Issa and her best friend Molly have a low-key birthday dinner here, and I am embarrassed to admit my mind wandered from their on-screen conversation and I started wondering how they managed to snag a table on such short notice. Merkato Restaurant (1036 S Fairfax Ave) is located in Little Ethiopia, a busy, tiny block that’s just a little south of the Museum District on Wilshire Boulevard. The strip itself seems to pop up out of nowhere: one moment you’re driving past a generic corner with a gas station and a Starbucks, and the next moment you’re in the thick of a bustling, colorful street fair, with restaurants, boutiques, and music stores packed onto a single street. And these places aren’t mere tourist-trap storefronts: I once (briefly) worked as a PA for a celebrity who wanted a rare reggae album by a particular artist—and while it wasn’t online and wasn’t at Amoeba Records, it was in a head shop in Little Ethiopia. Drop by for a meal—or, if Ethiopian food isn’t to your liking, you can get a quick, sweet treat from Hansen’s Cakes (1072 S Fairfax Ave).
1111 S Figueroa St
I’ve worked in some industries where companies doled out perks like the corporate box seats where Molly goes to watch a Kings game and try to network with her white, male bosses. My experience in a corporate box has been similar to Molly’s: hella awkward, and full of bros who are there to talk to each other, not to actually watch the game—and not really talk to me, either. As an introvert and a sports fan, I much prefer to be in the stands (although the bathrooms for boxes are much more convenient). Staples Center isn’t the oldest or grandest arena in the city, but it’s done a great job of honoring the combined sports histories of the teams that play there, and it’s a great place to see the “stars” mingle with the hoi polloi—I mean, as much as possible from their courtside seats, in the name of support for their team. Sports fans should definitely make a night of it! Tickets for Lakers, Clippers, or Kings games can be expensive and hard to come by at the last minute, but admission to a WNBA Sparks game is a solid value starting around $16 (don’t sleep on these women ball players), and it’s a great outing for friends, couples, or families.
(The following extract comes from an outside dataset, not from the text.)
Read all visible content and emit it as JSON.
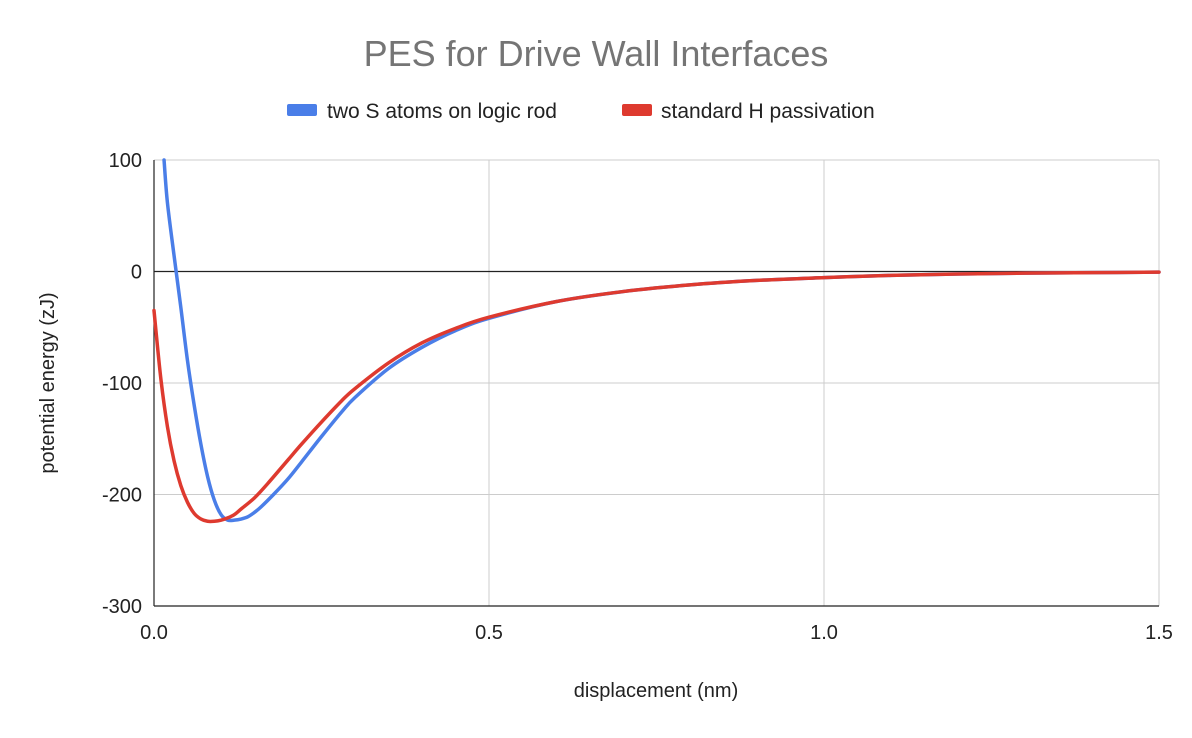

For me, one of the most exciting location-spotting moments of Insecure wasn’t an entertainment complex, a mall, or even a restaurant; the biggest thrill of recognition for this Angeleno was seeing the uniquely decorated building that serves as the office space where the We Got Y’all staff works. It’s actually the Fernando Pullum Community Arts Center (3351 W 43rd St), and I’ve even taken a corny selfie in front of the building out of giddy pride. Los Angeles is sprawling enough to contain hundreds of small nods to folks who live here, and part of the joy of watching Insecure is seeing which part of the city it will reveal next.